Three Take-Aways from Fort Bragg

20160121-_MG_0207Adam Scott, MS, CSCS

Last week MTI traveled to Fort Bragg, NC for seven days of coaching, research and education. 

We kicked off the week with our Operator Ugly Fitness Assessment and concluded it with a two-day Advanced Programming Course (APC) at Southern Pines Crossfit.  In-between we ran units through MTI unit PT instruction and educated them on our Unit/Squad PT program.

Our visit included training sessions with students from the US Army Special Forces Qualification Course, current US Army Special Operations soldiers, Cadre at the John F Kennedy Special Warfare Center and School, and a group of specialist from a Joint Special Operations group.    

We also had the privilege of teaching military leadership, unit fitness coaches, law enforcement officers, civilians and fire/rescue fitness coaches. 

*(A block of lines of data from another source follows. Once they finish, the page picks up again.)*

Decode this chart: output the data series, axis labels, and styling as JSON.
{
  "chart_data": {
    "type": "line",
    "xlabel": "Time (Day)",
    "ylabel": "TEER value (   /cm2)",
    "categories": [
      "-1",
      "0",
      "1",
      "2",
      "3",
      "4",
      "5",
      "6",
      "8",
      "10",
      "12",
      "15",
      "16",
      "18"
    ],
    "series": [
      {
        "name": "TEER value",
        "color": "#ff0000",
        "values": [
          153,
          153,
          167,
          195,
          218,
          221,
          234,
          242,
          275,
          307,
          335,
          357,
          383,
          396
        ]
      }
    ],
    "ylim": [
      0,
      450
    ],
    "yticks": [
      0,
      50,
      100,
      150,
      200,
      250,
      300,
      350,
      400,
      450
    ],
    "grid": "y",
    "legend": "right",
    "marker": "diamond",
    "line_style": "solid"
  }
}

Outside of a little ice, which robbed us of a training day, it was a great experience.  Here are three of the lessons we learned from our week at Fort Bragg:

1. Support from the top is critical for growing a fitness culture.

We have seen this time and time again.  Whether we are working directly with a unit or attending a professional event, there is a clear difference between units who have top-down support and those which don’t.

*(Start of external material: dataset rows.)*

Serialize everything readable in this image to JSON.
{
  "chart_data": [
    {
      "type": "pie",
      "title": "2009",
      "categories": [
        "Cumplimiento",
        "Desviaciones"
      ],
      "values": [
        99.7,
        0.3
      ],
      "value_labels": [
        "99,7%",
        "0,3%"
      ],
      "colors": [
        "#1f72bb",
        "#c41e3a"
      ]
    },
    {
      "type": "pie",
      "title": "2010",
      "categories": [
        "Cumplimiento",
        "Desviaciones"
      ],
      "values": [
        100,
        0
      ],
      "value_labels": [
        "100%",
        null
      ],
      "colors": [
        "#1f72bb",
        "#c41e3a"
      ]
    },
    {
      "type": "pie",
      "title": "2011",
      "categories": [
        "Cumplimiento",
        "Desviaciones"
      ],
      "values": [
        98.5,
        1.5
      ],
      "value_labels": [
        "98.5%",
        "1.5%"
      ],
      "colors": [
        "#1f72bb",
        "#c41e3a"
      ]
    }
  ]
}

Command support can include everything from money, to time, to training – but what it often boils down to is leading by example.  It is one thing to give lip-service to fitness and it is another to make fitness training a command priority through action.  Obviously, the units we worked with enjoyed a relatively high level of command support, however even they expressed frustration with PT time being poached for other rudimentary requirements.

On the bright side, a group of LE officers who attended our AP course shared a story about the changes they experienced when a fitness-focused commander took over.  According to them, the commander simply began by articulating his priority on fitness and setting an example with his training.  His next step was finding funds to educate his leaders and then make a modest, initial investment of $10k for equipment.

From here the department began collecting simple data on officer wellness, job performance and injuries – building support for the commander’s vision.  Almost immediately officers started to see results.  Before long fitness was engrained in their professional routines.  Within a few years they had a department-wide training program with a centralized facility and smaller individual training areas at each station.    
Without this type of top-driven priority, fitness is often relegated to an “every man/woman for themselves” endeavor.  Individuals inevitably fall back on their habits and it is difficult to make cultural progress.   

2. The definition of “fitness”, while still not job-specific, is moving in the right direction.

The idea of training job-specifically is still relatively novel to many of the tactical professions, but based on our experience in Fayetteville the pendulum is definitely shifting in the right direction.  Most individuals seem to be altering their definition of fitness from the muscle-bound, six-pack magazine cover, to functional performance.

Facilities are also making progress.  The old-school expensive, space-hogging pieces of bodybuilding equipment are harder and harder to come by.  In their place we now find open training areas, lifting platforms, and ample pieces of functional training devices.

Both of these changes are encouraging: Tactical professionals who are focused on performance, not aesthetics; and facilities which are designed to assist them.    

3. The two biggest hurdles to fitness are still education and access.   

Although it was clear to me that progress is being made, there seemed to be two things that were holding groups and individuals back.

The first was education.  Each time we teach a course we learn more about our athletes.  Our goal is to continue churning our educational offerings to give every individual and unit the information they need to be successful.

In our experience, some individuals need the “why”, others the “what” and still others the “how.”  Finding the right mix of the “why”, “what” and “how” has proven a little challenging, but we know it is critical to building the knowledge and confidence  our fitness leaders need in order to keep moving their programs in the right direction.

Competence and confidence go hand-in-hand, especially in fitness.  In our experience, the athletes and fitness leaders who are more educated and informed are able to bring the needed confidence to their fitness programs.  They are more flexible and better able to adapt to the realities they faced.  This definitely creates a better training experience and superior results for the athletes around them.

The second was access.  Ft. Bragg had two new, large functional facilities.  Both were great, but during peak hours (0600-0800, 1100-1300, 1600-1800) they were almost unusable.

We have worked hard on our austere programming theory and we absolutely believe that fitness can be accomplished with minimal access to equipment.  However, greater access to training resources is definitely a positive – especially in garrison.  The best PT plans are useless without the ability to execute them.

Units seemed to take one of three approaches to the obstacle of access: (1) Outfit their unit with its own reserve of minimal fitness equipment, (2) Reorganize schedules to allow PT during off-peak hours, (3) Avoid the hassle and stick to the status-quo.

Option (1) ranged from repurposing old duffle bags, water jugs and ropes to finding creative ways to acquire new and used equipment.  Option (2) also worked well, but required a little extra command support.  However, something as simple as moving Level I training to first thing in the morning (0600-0800) and shifting PT to later in the day (0800-0930) seemed very effective.  Option 3…well, we know how that works.

A big thanks to all the units we worked with.  It was an honor.